The yaml-merge tool can read per YAML Path merging options from an INI-Style configuration file via its --config (-c) argument. Whereas the --hashes (-H) argument supplies an overarching mode for merging Hashes, using a configuration file permits far more precise control whenever you need a different mode for specific parts of the merge documents.

Configuration File Section: defaults

The [defaults] section permits a key named, hashes, which behaves identically to the --hashes (-H) command-line argument to the yaml-merge tool. The [defaults]hashes setting is overridden by the same-named command-line argument, when supplied. In practice, this file may look like:

File merge-options.ini

[defaults]
hashes = deep

Note the spaces around the = sign are optional but only an = sign may be used to separate each key from its value.
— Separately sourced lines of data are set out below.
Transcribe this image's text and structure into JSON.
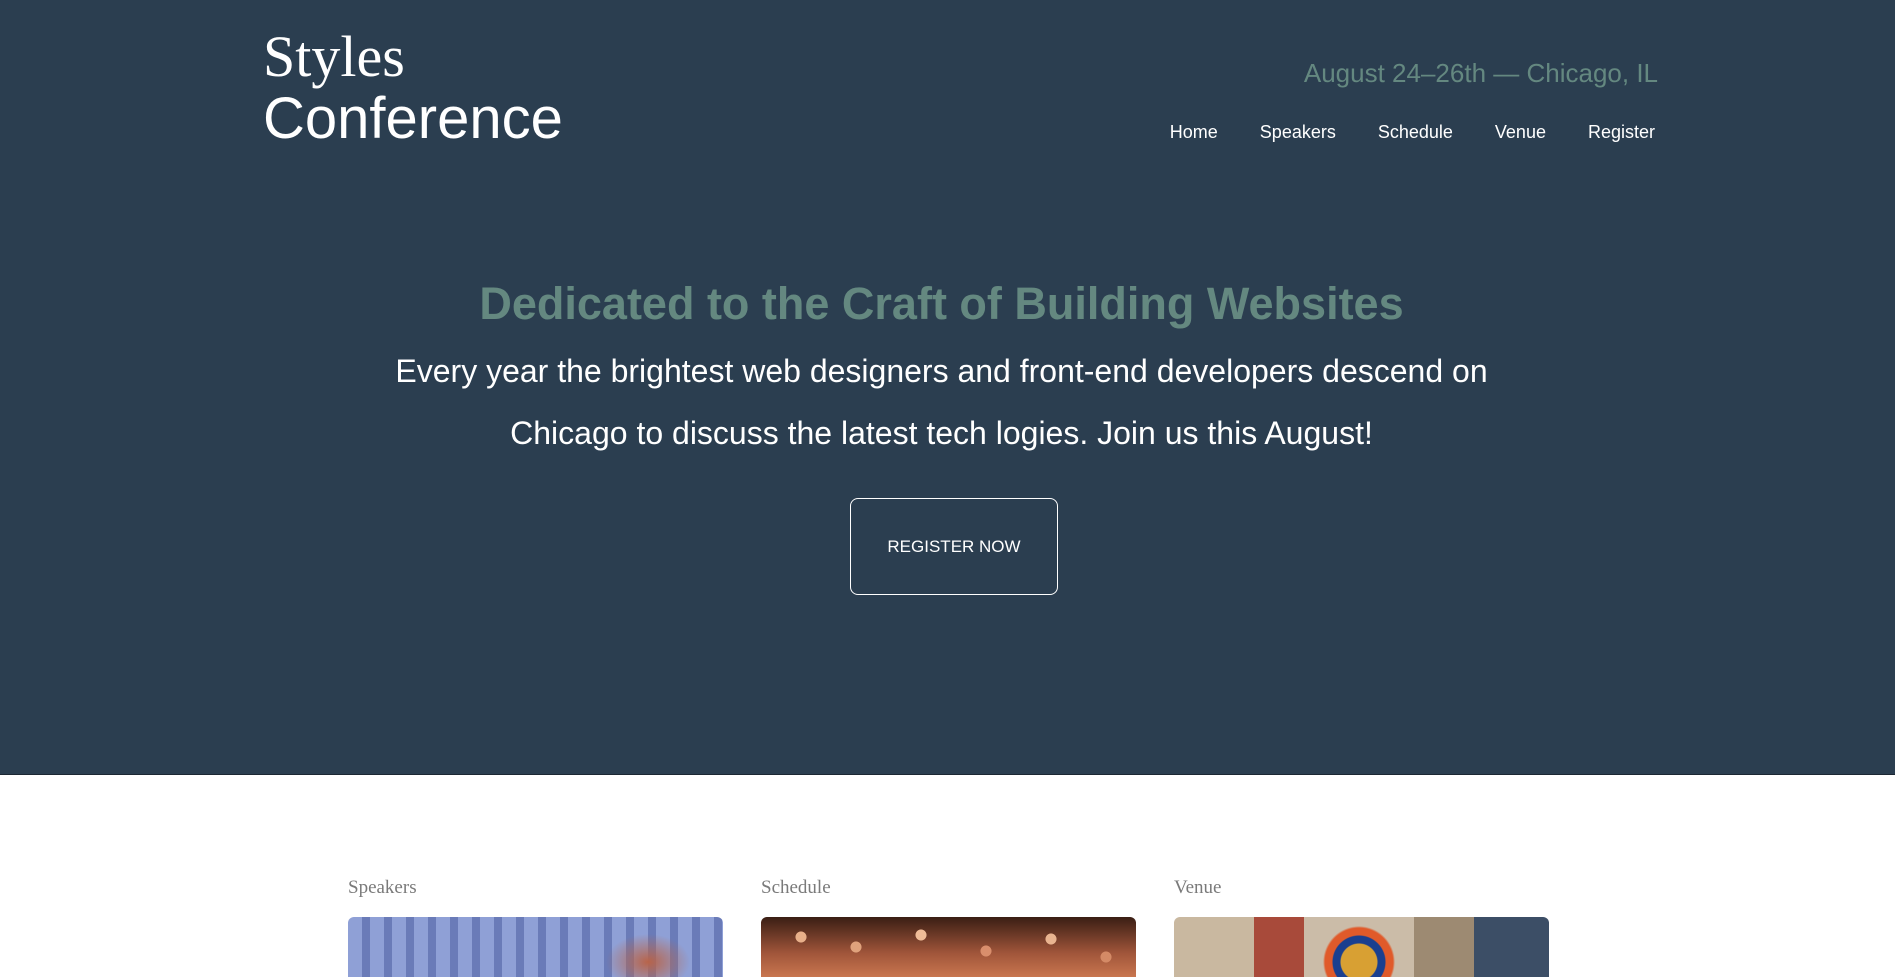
{
  "header": {
    "logo_line1": "Styles",
    "logo_line2": "Conference",
    "tagline": "August 24–26th — Chicago, IL",
    "nav": [
      {
        "label": "Home"
      },
      {
        "label": "Speakers"
      },
      {
        "label": "Schedule"
      },
      {
        "label": "Venue"
      },
      {
        "label": "Register"
      }
    ]
  },
  "hero": {
    "title": "Dedicated to the Craft of Building Websites",
    "text": "Every year the brightest web designers and front-end developers descend on Chicago to discuss the latest tech logies. Join us this August!",
    "cta_label": "Register Now"
  },
  "sections": [
    {
      "label": "Speakers",
      "image": "speaker-on-stage-photo"
    },
    {
      "label": "Schedule",
      "image": "audience-photo"
    },
    {
      "label": "Venue",
      "image": "chicago-theatre-sign-photo"
    }
  ],
  "colors": {
    "hero_bg": "#2b3e50",
    "accent": "#648880",
    "text_light": "#ffffff"
  }
}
Configuration File Section: rules

The [rules] section takes any YAML Paths as keys and any of the Hash merge modes that are available to the --hashes (-H) command-line argument. This enables extremely fine precision for applying the available modes.

To demonstrate, add this config.ini file along with the sample documents from above:

[rules]
hash.structure.with.several = left
/hash/even = left

All together, the command to execute would become yaml-merge --config=config.ini LHS.yaml RHS.yaml and the merge output becomes:

---
hash:
  structure:
    with:
      several: levels
      having: data
    and:
      data: keys
  even: more
  more: structure
lhs_exclusive:
  key: value
rhs_exclusive:
  another_key: another value

Notice:

  1. This overrode the default merge mode of deep for exactly two Hash nodes. Overall, a deep merge was still performed.
  2. The hash.structure.with.several node became levels from the LHS document rather than leaves from the RHS document.
  3. The /hash/even node similarly became more rather than less.

Any nodes can be targeted with the YAML Paths set in [rules]. Be sure to specify a correct merge mode for the type of every node that is selected. In other words, don't try to set an Array or Array-of-Hashes exclusive mode to a Hash node. Setting incompatible merge rules will result in an error and cancellation of the merge.